Oft sind Wadenkrämpfe ein erstes Anzeichen für einen Natriummangel. Eine strikt salzfreie Ernährung kann zu gravierenden Gesundheitsschäden führen. Symptome wie Bluthochdruck oder Ödembildung sind dagegen Anzeichen von zu viel Natrium in der Ernährung.
Welches der folgenden Nahrungsmittel enthält am meisten Ballaststoffe?
Getrocknete Feigen bestehen zu 9,6% aus Ballaststoffen und sind damit als ergiebiger Ballaststofflieferant anzusehen.

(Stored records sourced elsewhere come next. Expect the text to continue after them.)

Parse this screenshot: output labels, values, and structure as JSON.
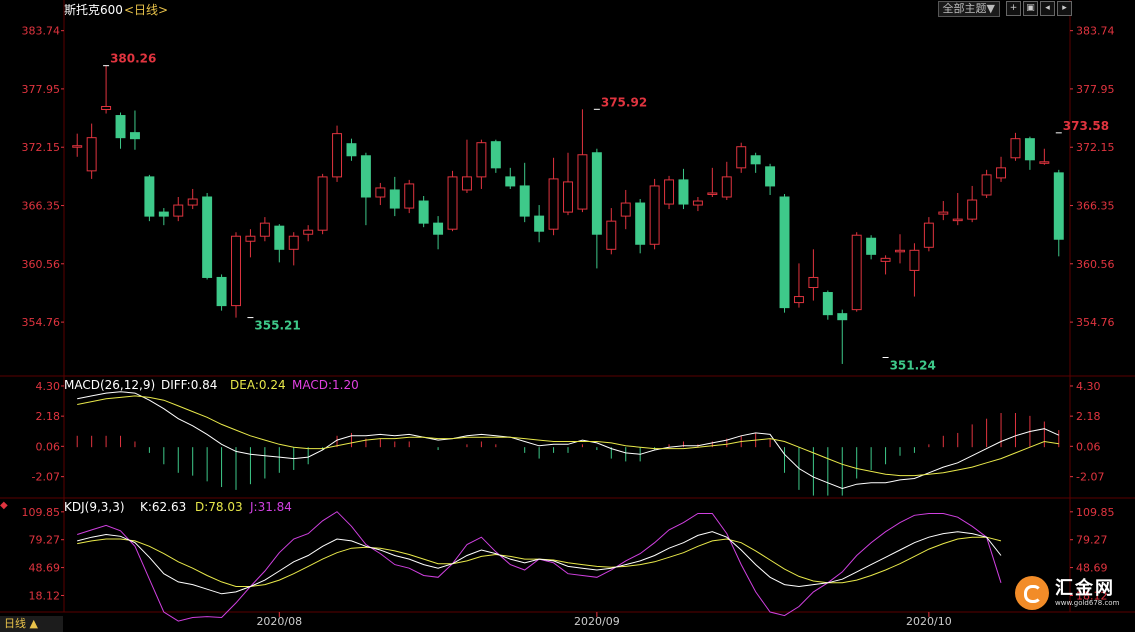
{
  "header": {
    "symbol": "斯托克600",
    "period": "<日线>",
    "theme_button": "全部主题▼",
    "tool_icons": [
      "crosshair-icon",
      "expand-icon",
      "prev-icon",
      "next-icon"
    ]
  },
  "bottom_bar": {
    "label": "日线 ▲"
  },
  "logo": {
    "name": "汇金网",
    "url": "www.gold678.com"
  },
  "colors": {
    "up": "#e0343f",
    "down": "#3ec98a",
    "diff_line": "#ffffff",
    "dea_line": "#e8e84a",
    "macd_label": "#e040e0",
    "k_line": "#ffffff",
    "d_line": "#e8e84a",
    "j_line": "#d040e0",
    "axis_text": "#e0343f",
    "grid": "#5a0000"
  },
  "chart_data": [
    {
      "type": "candlestick",
      "title": "斯托克600",
      "ylim": [
        349.5,
        385.0
      ],
      "y_ticks": [
        "383.74",
        "377.95",
        "372.15",
        "366.35",
        "360.56",
        "354.76"
      ],
      "x_ticks": [
        {
          "label": "2020/08",
          "index": 14
        },
        {
          "label": "2020/09",
          "index": 36
        },
        {
          "label": "2020/10",
          "index": 59
        }
      ],
      "annotations": [
        {
          "text": "380.26",
          "index": 2,
          "value": 380.26,
          "kind": "high"
        },
        {
          "text": "355.21",
          "index": 12,
          "value": 355.21,
          "kind": "low"
        },
        {
          "text": "375.92",
          "index": 36,
          "value": 375.92,
          "kind": "high"
        },
        {
          "text": "351.24",
          "index": 56,
          "value": 351.24,
          "kind": "low"
        },
        {
          "text": "373.58",
          "index": 68,
          "value": 373.58,
          "kind": "high"
        }
      ],
      "candles": [
        [
          372.3,
          372.3,
          371.2,
          373.5
        ],
        [
          369.8,
          373.1,
          369.0,
          374.5
        ],
        [
          375.9,
          376.2,
          375.5,
          380.26
        ],
        [
          375.3,
          373.1,
          372.0,
          375.6
        ],
        [
          373.6,
          373.0,
          371.9,
          375.8
        ],
        [
          369.2,
          365.3,
          364.8,
          369.4
        ],
        [
          365.7,
          365.3,
          364.4,
          366.1
        ],
        [
          365.3,
          366.4,
          364.8,
          367.2
        ],
        [
          366.4,
          367.0,
          366.0,
          368.0
        ],
        [
          367.2,
          359.2,
          359.0,
          367.6
        ],
        [
          359.2,
          356.4,
          355.9,
          359.5
        ],
        [
          356.4,
          363.3,
          355.21,
          363.7
        ],
        [
          362.8,
          363.3,
          361.2,
          364.0
        ],
        [
          363.3,
          364.6,
          362.8,
          365.2
        ],
        [
          364.3,
          362.0,
          360.7,
          364.5
        ],
        [
          362.0,
          363.3,
          360.4,
          363.7
        ],
        [
          363.5,
          363.9,
          362.8,
          364.4
        ],
        [
          363.9,
          369.2,
          363.5,
          369.5
        ],
        [
          369.2,
          373.5,
          368.7,
          374.3
        ],
        [
          372.5,
          371.3,
          370.8,
          373.0
        ],
        [
          371.3,
          367.2,
          364.4,
          371.6
        ],
        [
          367.2,
          368.1,
          366.4,
          368.6
        ],
        [
          367.9,
          366.1,
          365.3,
          369.2
        ],
        [
          366.1,
          368.5,
          365.6,
          368.9
        ],
        [
          366.8,
          364.6,
          364.2,
          367.3
        ],
        [
          364.6,
          363.5,
          362.0,
          365.3
        ],
        [
          364.0,
          369.2,
          363.8,
          369.8
        ],
        [
          367.9,
          369.2,
          367.6,
          372.9
        ],
        [
          369.2,
          372.6,
          368.0,
          372.9
        ],
        [
          372.7,
          370.1,
          369.6,
          372.9
        ],
        [
          369.2,
          368.3,
          368.0,
          370.1
        ],
        [
          368.3,
          365.3,
          364.7,
          370.6
        ],
        [
          365.3,
          363.8,
          362.7,
          366.4
        ],
        [
          364.0,
          369.0,
          363.4,
          371.1
        ],
        [
          365.7,
          368.7,
          365.4,
          371.6
        ],
        [
          366.0,
          371.4,
          365.7,
          375.92
        ],
        [
          371.6,
          363.5,
          360.1,
          372.0
        ],
        [
          362.0,
          364.8,
          361.5,
          366.1
        ],
        [
          365.3,
          366.6,
          364.0,
          367.9
        ],
        [
          366.6,
          362.5,
          361.6,
          367.0
        ],
        [
          362.5,
          368.3,
          362.0,
          369.0
        ],
        [
          366.5,
          368.9,
          366.0,
          369.3
        ],
        [
          368.9,
          366.5,
          366.0,
          370.0
        ],
        [
          366.4,
          366.8,
          365.8,
          367.2
        ],
        [
          367.6,
          367.6,
          367.2,
          370.1
        ],
        [
          367.2,
          369.2,
          366.9,
          370.7
        ],
        [
          370.1,
          372.2,
          369.6,
          372.6
        ],
        [
          371.3,
          370.5,
          369.6,
          371.6
        ],
        [
          370.2,
          368.3,
          367.4,
          370.5
        ],
        [
          367.2,
          356.2,
          355.7,
          367.5
        ],
        [
          356.7,
          357.3,
          356.2,
          360.6
        ],
        [
          358.2,
          359.2,
          356.9,
          362.0
        ],
        [
          357.7,
          355.5,
          355.0,
          357.9
        ],
        [
          355.6,
          355.0,
          350.6,
          356.0
        ],
        [
          356.0,
          363.4,
          355.8,
          363.7
        ],
        [
          363.1,
          361.5,
          361.0,
          363.4
        ],
        [
          360.8,
          361.1,
          359.5,
          361.4
        ],
        [
          361.8,
          361.9,
          360.6,
          363.5
        ],
        [
          359.9,
          361.9,
          357.3,
          362.6
        ],
        [
          362.2,
          364.6,
          361.8,
          365.2
        ],
        [
          365.5,
          365.7,
          364.9,
          366.8
        ],
        [
          365.0,
          365.0,
          364.4,
          367.6
        ],
        [
          365.0,
          366.9,
          364.7,
          368.3
        ],
        [
          367.4,
          369.4,
          367.1,
          369.9
        ],
        [
          369.1,
          370.1,
          368.7,
          371.2
        ],
        [
          371.1,
          373.0,
          370.8,
          373.58
        ],
        [
          373.0,
          370.9,
          369.9,
          373.2
        ],
        [
          370.7,
          370.7,
          370.4,
          372.0
        ],
        [
          369.6,
          363.0,
          361.3,
          369.9
        ]
      ]
    },
    {
      "type": "line",
      "title": "MACD(26,12,9)",
      "labels": [
        {
          "text": "MACD(26,12,9)",
          "color": "#ffffff"
        },
        {
          "text": "DIFF:0.84",
          "color": "#ffffff"
        },
        {
          "text": "DEA:0.24",
          "color": "#e8e84a"
        },
        {
          "text": "MACD:1.20",
          "color": "#e040e0"
        }
      ],
      "ylim": [
        -3.5,
        5.0
      ],
      "y_ticks": [
        "4.30",
        "2.18",
        "0.06",
        "-2.07"
      ],
      "series": [
        {
          "name": "DIFF",
          "values": [
            3.4,
            3.6,
            3.8,
            3.9,
            3.8,
            3.3,
            2.7,
            2.0,
            1.5,
            0.9,
            0.2,
            -0.3,
            -0.5,
            -0.6,
            -0.7,
            -0.8,
            -0.7,
            -0.2,
            0.5,
            0.8,
            0.8,
            0.9,
            0.8,
            0.9,
            0.7,
            0.5,
            0.6,
            0.8,
            0.9,
            0.8,
            0.7,
            0.4,
            0.1,
            0.2,
            0.2,
            0.5,
            0.3,
            -0.1,
            -0.4,
            -0.5,
            -0.2,
            0.0,
            0.1,
            0.1,
            0.3,
            0.5,
            0.8,
            1.0,
            0.9,
            -0.5,
            -1.5,
            -2.1,
            -2.5,
            -2.9,
            -2.6,
            -2.5,
            -2.5,
            -2.3,
            -2.2,
            -1.8,
            -1.4,
            -1.1,
            -0.6,
            -0.1,
            0.4,
            0.8,
            1.1,
            1.3,
            0.84
          ]
        },
        {
          "name": "DEA",
          "values": [
            3.0,
            3.2,
            3.4,
            3.5,
            3.6,
            3.5,
            3.3,
            2.9,
            2.5,
            2.1,
            1.6,
            1.2,
            0.8,
            0.5,
            0.2,
            0.0,
            -0.1,
            -0.1,
            0.1,
            0.3,
            0.5,
            0.6,
            0.6,
            0.7,
            0.7,
            0.6,
            0.6,
            0.7,
            0.7,
            0.7,
            0.7,
            0.6,
            0.5,
            0.4,
            0.4,
            0.4,
            0.4,
            0.3,
            0.1,
            0.0,
            -0.1,
            -0.1,
            -0.1,
            0.0,
            0.1,
            0.2,
            0.4,
            0.5,
            0.6,
            0.4,
            0.0,
            -0.4,
            -0.8,
            -1.2,
            -1.5,
            -1.7,
            -1.9,
            -2.0,
            -2.0,
            -1.9,
            -1.8,
            -1.6,
            -1.4,
            -1.1,
            -0.8,
            -0.4,
            0.0,
            0.4,
            0.24
          ]
        },
        {
          "name": "MACD",
          "values": [
            0.8,
            0.8,
            0.8,
            0.8,
            0.4,
            -0.4,
            -1.2,
            -1.8,
            -2.0,
            -2.4,
            -2.8,
            -3.0,
            -2.6,
            -2.2,
            -1.8,
            -1.6,
            -1.2,
            -0.2,
            0.8,
            1.0,
            0.6,
            0.6,
            0.4,
            0.4,
            0.0,
            -0.2,
            0.0,
            0.2,
            0.4,
            0.2,
            0.0,
            -0.4,
            -0.8,
            -0.4,
            -0.4,
            0.2,
            -0.2,
            -0.8,
            -1.0,
            -1.0,
            -0.2,
            0.2,
            0.4,
            0.2,
            0.4,
            0.6,
            0.8,
            1.0,
            0.6,
            -1.8,
            -3.0,
            -3.4,
            -3.4,
            -3.4,
            -2.2,
            -1.6,
            -1.2,
            -0.6,
            -0.4,
            0.2,
            0.8,
            1.0,
            1.6,
            2.0,
            2.4,
            2.4,
            2.2,
            1.8,
            1.2
          ]
        }
      ]
    },
    {
      "type": "line",
      "title": "KDJ(9,3,3)",
      "labels": [
        {
          "text": "KDJ(9,3,3)",
          "color": "#ffffff"
        },
        {
          "text": "K:62.63",
          "color": "#ffffff"
        },
        {
          "text": "D:78.03",
          "color": "#e8e84a"
        },
        {
          "text": "J:31.84",
          "color": "#d040e0"
        }
      ],
      "ylim": [
        0,
        125
      ],
      "y_ticks": [
        "109.85",
        "79.27",
        "48.69",
        "18.12"
      ],
      "series": [
        {
          "name": "K",
          "values": [
            78,
            82,
            85,
            83,
            76,
            60,
            42,
            33,
            30,
            25,
            20,
            22,
            28,
            35,
            45,
            55,
            62,
            72,
            80,
            78,
            72,
            68,
            62,
            58,
            52,
            48,
            53,
            62,
            68,
            64,
            58,
            54,
            58,
            56,
            50,
            48,
            46,
            48,
            52,
            56,
            62,
            70,
            76,
            84,
            88,
            82,
            68,
            52,
            38,
            30,
            28,
            30,
            32,
            36,
            44,
            52,
            60,
            68,
            76,
            82,
            86,
            88,
            86,
            82,
            62
          ]
        },
        {
          "name": "D",
          "values": [
            75,
            78,
            80,
            80,
            78,
            72,
            64,
            55,
            48,
            40,
            33,
            28,
            28,
            30,
            35,
            42,
            50,
            58,
            65,
            70,
            71,
            70,
            67,
            63,
            58,
            53,
            53,
            56,
            61,
            63,
            61,
            58,
            58,
            57,
            54,
            52,
            50,
            49,
            50,
            52,
            55,
            60,
            65,
            72,
            78,
            80,
            76,
            67,
            57,
            47,
            39,
            34,
            32,
            32,
            35,
            40,
            46,
            53,
            61,
            69,
            75,
            80,
            82,
            82,
            78
          ]
        },
        {
          "name": "J",
          "values": [
            85,
            90,
            95,
            89,
            72,
            36,
            0,
            -10,
            -6,
            -5,
            -6,
            10,
            28,
            45,
            65,
            80,
            86,
            100,
            110,
            94,
            74,
            64,
            52,
            48,
            40,
            38,
            53,
            74,
            82,
            66,
            52,
            46,
            58,
            54,
            42,
            40,
            38,
            46,
            56,
            64,
            76,
            90,
            98,
            108,
            108,
            86,
            52,
            22,
            0,
            -4,
            6,
            22,
            32,
            44,
            62,
            76,
            88,
            98,
            106,
            108,
            108,
            104,
            94,
            82,
            32
          ]
        }
      ]
    }
  ]
}
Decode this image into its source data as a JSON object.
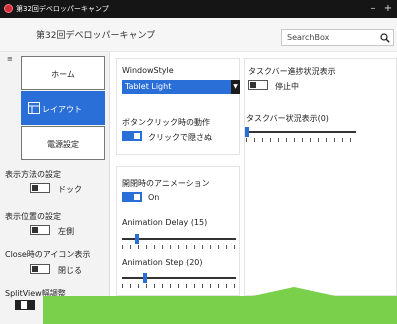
{
  "window": {
    "title": "第32回デベロッパーキャンプ",
    "minimize": "–",
    "close": "+"
  },
  "header": {
    "title": "第32回デベロッパーキャンプ",
    "search_placeholder": "SearchBox"
  },
  "nav": {
    "items": [
      {
        "label": "ホーム",
        "active": false
      },
      {
        "label": "レイアウト",
        "active": true
      },
      {
        "label": "電源設定",
        "active": false
      }
    ]
  },
  "pane_settings": {
    "display_mode": {
      "label": "表示方法の設定",
      "value": "ドック"
    },
    "position": {
      "label": "表示位置の設定",
      "value": "左側"
    },
    "close_icon": {
      "label": "Close時のアイコン表示",
      "value": "閉じる"
    },
    "splitview": {
      "label": "SplitView幅調整"
    }
  },
  "window_settings": {
    "window_style": {
      "label": "WindowStyle",
      "value": "Tablet Light"
    },
    "button_click": {
      "label": "ボタンクリック時の動作",
      "value": "クリックで隠さぬ"
    },
    "open_close_animation": {
      "label": "開閉時のアニメーション",
      "value": "On"
    },
    "animation_delay": {
      "label": "Animation Delay (15)",
      "value": 15
    },
    "animation_step": {
      "label": "Animation Step (20)",
      "value": 20
    }
  },
  "taskbar_settings": {
    "progress_label": "タスクバー進捗状況表示",
    "progress_value": "停止中",
    "status_label": "タスクバー状況表示(0)",
    "status_value": 0
  },
  "colors": {
    "accent": "#2a6ed8",
    "overlay": "#7ad04a",
    "titlebar": "#151515"
  }
}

Ballaststoffe quellen im Magen auf und sorgen durch die Zunahme des Volumens für eine Verstärkung des Sättigungsgefühls. Hungersignale sendet das Gehirn erst bei sinkendem Blutzuckerspiegel. Aus ballaststoffreicher Nahrung werden die Kohlenhydrate im Darm langsamer aufgenommen, dadurch kommt es zu einem geringeren Blutzuckeranstieg nach dem Essen. Deshalb wird gerade auch Diabetikern empfohlen, sich ballaststoffreich zu ernähren.
Welche Ernährungsgewohnheit stellt laut der Deutschen Gesellschaft für Ernährung eine wirkungsvolle Präventionsmaßnahme zum Schutz vor Krebserkrankungen dar?
Neuere Arbeiten zum Thema Krebsvorsorge durch Ernährungsgewohnheiten ergaben die Schlussfolgerung, dass überzeugende Hinweise für eine Risikosenkung durch hohen Gemüse- und Obstverzehr bei 5 der 18 untersuchten Krebsformen (Krebs im Mund- und Rachenraum, Speiseröhre, Magen, Lunge, Kolorektum) bestehen und bei vier von den 18 Erkrankungen eine Risikosenkende Wirkung wahrscheinlich ist (Kehlkopf, Bauchspeicheldrüse, Brust, Blase). Bei sieben weiteren Krebsformen wird eine solche Beziehung als möglich angenommen. In ihren Empfehlungen zur Krebsprävention sprachen die Experten daher dem Gemüse- und Obstverzehr eine wichtige Rolle bei der Senkung des Krebsrisikos zu.